Marion’s Hazard Mitigation Plan outlines in detail the relative risks to the town of a wide variety of natural hazards ranging from the highly likely — like severe weather and coastal erosion — to the statistically improbable — such as damaging earthquakes and tsunamis.
The plan not only ranks each natural disaster based on its likelihood but also by its potential severity and whether its effects would be localized to small areas or felt townwide.
According to the plan, severe winter weather, hurricanes and tropical storms are the greatest natural danger to the Marion as they are each deemed “likely,” “potentially serious” (or even “catastrophic” in extreme cases), and threaten the entire town equally.
The next most dangerous event is flooding which is “likely” and would cause extensive damage, though its risk score is muted by the fact that its effects would be isolated primarily to the coast and low-lying areas.
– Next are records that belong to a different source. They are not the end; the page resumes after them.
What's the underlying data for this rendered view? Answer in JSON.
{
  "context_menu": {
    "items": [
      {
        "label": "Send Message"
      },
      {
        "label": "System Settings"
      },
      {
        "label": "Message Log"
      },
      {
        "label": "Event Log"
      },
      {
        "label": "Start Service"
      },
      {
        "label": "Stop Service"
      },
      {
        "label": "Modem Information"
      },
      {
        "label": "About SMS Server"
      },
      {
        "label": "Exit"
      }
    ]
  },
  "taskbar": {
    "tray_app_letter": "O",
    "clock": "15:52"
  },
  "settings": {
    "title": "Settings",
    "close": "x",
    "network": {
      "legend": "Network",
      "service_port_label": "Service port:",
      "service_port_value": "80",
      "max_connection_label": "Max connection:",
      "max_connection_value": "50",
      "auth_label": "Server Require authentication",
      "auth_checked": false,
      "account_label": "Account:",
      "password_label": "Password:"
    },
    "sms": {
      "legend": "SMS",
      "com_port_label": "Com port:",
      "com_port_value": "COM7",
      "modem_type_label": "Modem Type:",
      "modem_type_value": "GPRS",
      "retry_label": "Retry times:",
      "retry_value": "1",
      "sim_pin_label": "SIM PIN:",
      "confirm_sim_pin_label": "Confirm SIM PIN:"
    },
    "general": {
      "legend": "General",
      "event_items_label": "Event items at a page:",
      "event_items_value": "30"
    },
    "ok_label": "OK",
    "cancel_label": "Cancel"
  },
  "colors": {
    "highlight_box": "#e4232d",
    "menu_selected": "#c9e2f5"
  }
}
For example, much of the Point Road area of Marion is projected to be completely inundated by flooding if a severe storm hits the town in 2070, virtually guaranteeing Great Hill would be cut off from the rest of town. In 2030, the earliest projection given by the plan, there would be about a 5% annual chance that Great Hill would become a temporary island.
“People have to realize this is a projection,” said Eileen Marum, a Marion Planning Board member and part of the Hazard Mitigation Plan team. “It’s an attempt to give people information on what they can expect.”
She said one of the most important things families can do to prepare for storms is prepare an evacuation plan — especially in the Point Road and Converse Road areas.
“They should think about the quickest route to safety,” Marum said.
In addition, Marum said residents should pay close attention to the advice of the fire and police departments during a natural disaster, and it’s vital those departments remain operational during a storm.
“That’s where the communication will be coming from,” she said.
National storm surge hazard maps used in Marion’s plan indicate that many areas of both Marion and Rochester are at risk of storm surge nine feet above ground in the event of a category one hurricane. Should a stronger hurricane hit the area, the projections are even more dire. Projected storm surge over nine feet for a category four hurricane reaches far north of I-195 in Marion, Mattapoisett and Rochester.
Francis said tropical storms and hurricanes are a big concern for the Tri-Town, as they become larger and intensify faster.
“We are looking at a tightened possibility of a big hurricane,” she said.
Francis said the best way to combat the worst effects of a large storm now is to ensure the public is acutely aware of the potential risks.
“Getting the hairs on the back of their necks standing up,” she said.
But, Francis noted, there’s a “silver lining” that comes with a higher frequency of national disasters not just on the east coast, but across the country.
“It’s an opportunity to really get people paying attention,” she said. “And let them know that climate change is here today.”